We evaluated a scenario with an eight-slot chassis fully populated with 36-port QSFP line cards. The line cards were populated with 40G parallel optic transceivers operating in breakout mode for a total chassis port count of 1,152x10G ports. Achieving the equivalent 10G port capacity using 10G SFP+ line cards requires a total of three eight-slot chassis with 48-port line cards. The cost comparison includes the cost of the switch chassis, the line cards and the associated transceivers, using standard list pricing for all components. The chassis cost in Figure 6 includes the required power supplies, fan trays, supervisors, system controller and fabric modules. As the number of chassis needed to support the 10G port density increases when using SFP+ transceivers, these additional required components increase as well. As a result, the study shows that on a per-port basis, deploying discrete 10G ports costs almost 85 percent more compared with deploying 40G ports in breakout mode for multimode applications. Figures 6 and 7 show the results in graphical and tabular form, respectively.

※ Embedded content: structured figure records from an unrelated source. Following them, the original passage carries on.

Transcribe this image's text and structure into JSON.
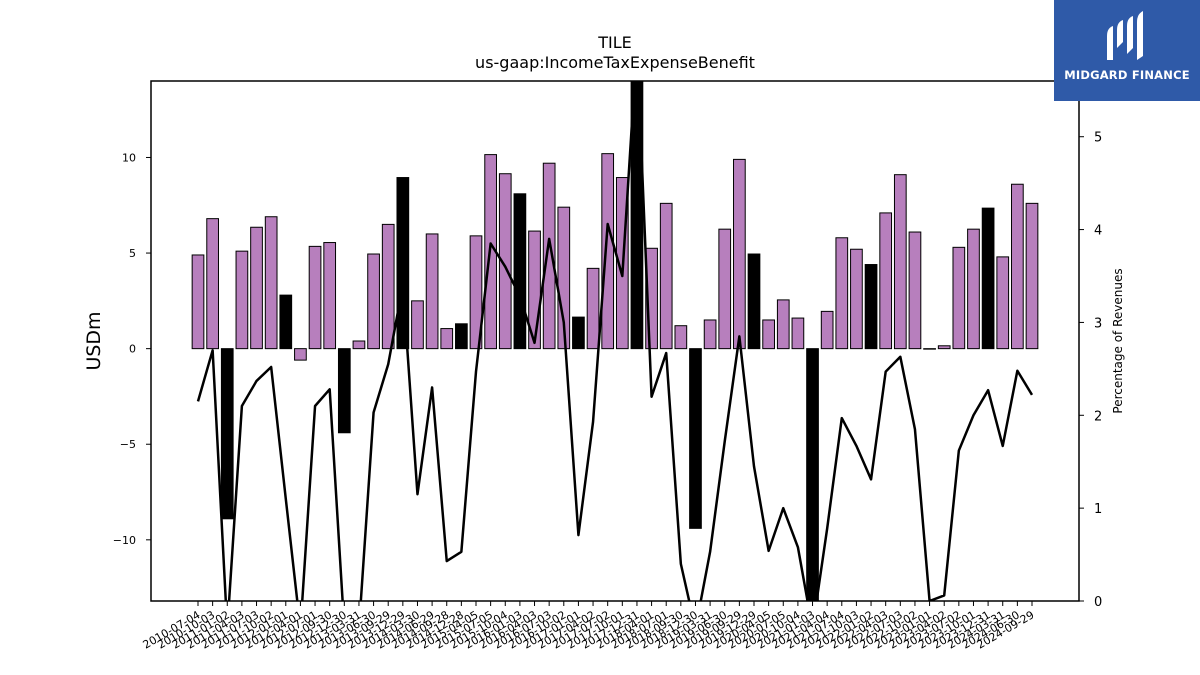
{
  "chart_data": {
    "type": "bar",
    "title": "TILE",
    "subtitle": "us-gaap:IncomeTaxExpenseBenefit",
    "ylabel": "USDm",
    "y2label": "Percentage of Revenues",
    "ylim": [
      -13.2,
      14.0
    ],
    "y2lim": [
      0,
      5.6
    ],
    "yticks": [
      -10,
      -5,
      0,
      5,
      10
    ],
    "y2ticks": [
      0,
      1,
      2,
      3,
      4,
      5
    ],
    "categories": [
      "2010-07-04",
      "2010-10-03",
      "2011-01-02",
      "2011-04-03",
      "2011-07-03",
      "2011-10-02",
      "2012-01-01",
      "2012-04-01",
      "2012-07-01",
      "2012-09-30",
      "2012-12-30",
      "2013-03-31",
      "2013-06-30",
      "2013-09-29",
      "2013-12-29",
      "2014-03-30",
      "2014-06-29",
      "2014-09-28",
      "2014-12-28",
      "2015-04-05",
      "2015-07-05",
      "2015-10-04",
      "2016-01-03",
      "2016-04-03",
      "2016-07-03",
      "2016-10-02",
      "2017-01-01",
      "2017-04-02",
      "2017-07-02",
      "2017-10-01",
      "2017-12-31",
      "2018-04-01",
      "2018-07-01",
      "2018-09-30",
      "2018-12-30",
      "2019-03-31",
      "2019-06-30",
      "2019-09-29",
      "2019-12-29",
      "2020-04-05",
      "2020-07-05",
      "2020-10-04",
      "2021-01-03",
      "2021-04-04",
      "2021-07-04",
      "2021-10-03",
      "2022-01-02",
      "2022-04-03",
      "2022-07-03",
      "2022-10-02",
      "2023-01-01",
      "2023-04-02",
      "2023-07-02",
      "2023-10-01",
      "2023-12-31",
      "2024-03-31",
      "2024-06-30",
      "2024-09-29"
    ],
    "values": [
      4.9,
      6.8,
      -8.9,
      5.1,
      6.35,
      6.9,
      2.8,
      -0.6,
      5.35,
      5.55,
      -4.4,
      0.4,
      4.95,
      6.5,
      8.95,
      2.5,
      6.0,
      1.05,
      1.3,
      5.9,
      10.15,
      9.15,
      8.1,
      6.15,
      9.7,
      7.4,
      1.65,
      4.2,
      10.2,
      8.95,
      14.5,
      5.25,
      7.6,
      1.2,
      -9.4,
      1.5,
      6.25,
      9.9,
      4.95,
      1.5,
      2.55,
      1.6,
      -14.0,
      1.95,
      5.8,
      5.2,
      4.4,
      7.1,
      9.1,
      6.1,
      0.0,
      0.15,
      5.3,
      6.25,
      7.35,
      4.8,
      8.6,
      7.6
    ],
    "highlight": [
      false,
      false,
      true,
      false,
      false,
      false,
      true,
      false,
      false,
      false,
      true,
      false,
      false,
      false,
      true,
      false,
      false,
      false,
      true,
      false,
      false,
      false,
      true,
      false,
      false,
      false,
      true,
      false,
      false,
      false,
      true,
      false,
      false,
      false,
      true,
      false,
      false,
      false,
      true,
      false,
      false,
      false,
      true,
      false,
      false,
      false,
      true,
      false,
      false,
      false,
      false,
      false,
      false,
      false,
      true,
      false,
      false,
      false
    ],
    "line_pct": [
      2.15,
      2.7,
      -0.3,
      2.1,
      2.37,
      2.52,
      1.1,
      -0.3,
      2.1,
      2.28,
      -0.3,
      -0.3,
      2.03,
      2.55,
      3.4,
      1.15,
      2.3,
      0.43,
      0.53,
      2.47,
      3.85,
      3.6,
      3.28,
      2.78,
      3.9,
      3.0,
      0.71,
      1.93,
      4.06,
      3.5,
      6.0,
      2.2,
      2.67,
      0.4,
      -0.3,
      0.53,
      1.72,
      2.85,
      1.45,
      0.54,
      1.0,
      0.58,
      -0.3,
      0.78,
      1.97,
      1.67,
      1.31,
      2.47,
      2.63,
      1.85,
      0.0,
      0.06,
      1.62,
      2.0,
      2.27,
      1.67,
      2.48,
      2.22
    ],
    "colors": {
      "bar": "#b77fbd",
      "highlight_bar": "#000000",
      "line": "#000000"
    },
    "grid": false,
    "legend": "none"
  },
  "logo": {
    "text": "MIDGARD FINANCE",
    "bg": "#2f5aa8"
  }
}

Now let’s evaluate the opex benefits. To begin, most vendors’ 40G and 10G switch chassis and line cards have similar power requirements. An approximately 67-percent reduction in required power and cooling comes from reducing the number of chassis and line cards by two-thirds, in addition to the space savings discussed above. And as an added benefit, we can save the additional power required to operate the transceivers. The data in Figure 8 shows a greater than 60-percent transceiver-power savings when deploying multimode breakout configurations,
In addition to the benefits in space savings and cost, you can gain an additional benefit on Day 2 when you increase your network speeds from a high-density 10G (or 25G) architecture to a native 40G (or 100G) network. As the network moves from breakout 10G (or 25G) to native 40G (or 100G), the existing 40/100G optics and line cards operating in breakout mode can continue to handle the native 40/100G links. This approach allows for two speed generations out of the switches, line cards and associated parallel optic transceivers.
Because parallel optic transceivers operate over eight fibers, it’s important to consider how to design the data center structured cabling to support breakout mode. Recommended designs include solutions that employ Base-8 MTP connectivity for the optical infrastructure to optimize fiber utilization and port mapping. As Figures 9a, 9b and 9c show, deploying connectivity with an eight-fiber MTP connector interface allows a simple and optimized solution to breakout to four LC duplex ports for patching to 10G equipment ports.